CCA Seminar – Ray T. Pierrehumbert Talk

Date & Time


Ray T. Pierrehumbert, Halley Professor of Physics, University of Oxford

Atmospheric Dynamics of Lava Planets

Some of the most interesting among the roughly 3500 known exoplanets are the least habitable, for life as we know it or indeed for any likely form of life. This talk will focus on one particular class of uninhabitable worlds, the Lava Planets. These are rocky exoplanets with radii up to two or three Earth radii, in such close orbits about their stars that they are almost certainly tide-locked and are expected to have permanent magma oceans in the vicinity of the substellar point. The atmospheres of such planets would be strongly influenced by (and perhaps even entirely created by) the volatiles outgassed from the magma ocean. One of the reasons for the importance of such planets is that they are more amenable to characterization by infrared emission spectroscopy than cooler planets, and that they afford us our best chance to know what rocky exoplanets are made of, since (unlike cooler planets) a substantial part of the rocky substance makes it into the atmosphere as rock vapor. The climate dynamics of such planets is novel, and poses interesting questions; I will provide a survey of the associated phenomena. If the magma ocean outgases into a vacuum (apart from the outgassing products) the dynamics has some deep similarities with cryogenic bodies such as Io or Triton, where the atmospheric source is sublimation from SO2 ice or N2 ice respectively (and also volcanism in the former case).

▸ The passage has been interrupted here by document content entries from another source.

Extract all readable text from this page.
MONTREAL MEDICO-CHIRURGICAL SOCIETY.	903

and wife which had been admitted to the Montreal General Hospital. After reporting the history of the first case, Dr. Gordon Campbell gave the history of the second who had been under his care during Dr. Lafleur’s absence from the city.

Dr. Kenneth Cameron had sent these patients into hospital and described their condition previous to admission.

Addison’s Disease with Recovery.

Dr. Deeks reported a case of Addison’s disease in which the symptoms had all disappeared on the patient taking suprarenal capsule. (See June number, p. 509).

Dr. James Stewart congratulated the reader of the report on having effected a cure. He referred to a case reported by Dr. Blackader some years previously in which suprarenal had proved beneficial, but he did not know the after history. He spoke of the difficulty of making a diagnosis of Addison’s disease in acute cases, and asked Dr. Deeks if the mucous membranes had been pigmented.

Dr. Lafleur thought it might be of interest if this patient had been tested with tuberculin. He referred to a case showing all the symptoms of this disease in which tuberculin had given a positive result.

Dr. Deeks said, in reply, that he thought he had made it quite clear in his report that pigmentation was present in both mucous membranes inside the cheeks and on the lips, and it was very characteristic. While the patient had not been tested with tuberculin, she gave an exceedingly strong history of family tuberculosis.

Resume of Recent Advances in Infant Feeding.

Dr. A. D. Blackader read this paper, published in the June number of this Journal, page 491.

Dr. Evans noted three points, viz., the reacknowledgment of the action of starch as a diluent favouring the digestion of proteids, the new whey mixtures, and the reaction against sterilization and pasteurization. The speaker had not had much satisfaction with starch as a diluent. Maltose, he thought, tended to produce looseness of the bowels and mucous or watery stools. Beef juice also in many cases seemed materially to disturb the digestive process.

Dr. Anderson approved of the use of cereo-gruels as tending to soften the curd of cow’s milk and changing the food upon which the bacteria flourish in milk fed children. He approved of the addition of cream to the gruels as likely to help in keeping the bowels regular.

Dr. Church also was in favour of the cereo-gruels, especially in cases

However, there is an interesting transition between local atmospheres which condense out near the source and global atmospheres which fill up the nightside before condensing out. The same distinction applies to lava ocean planets. The case in which the magma ocean outgassed into a non condensing background atmosphere is novel and largely unexplored. It appears that the planet 55Cnc-e is such a planet, and the observed characteristics of the atmosphere present several baffling features, which we are exploring from a dynamical standpoint.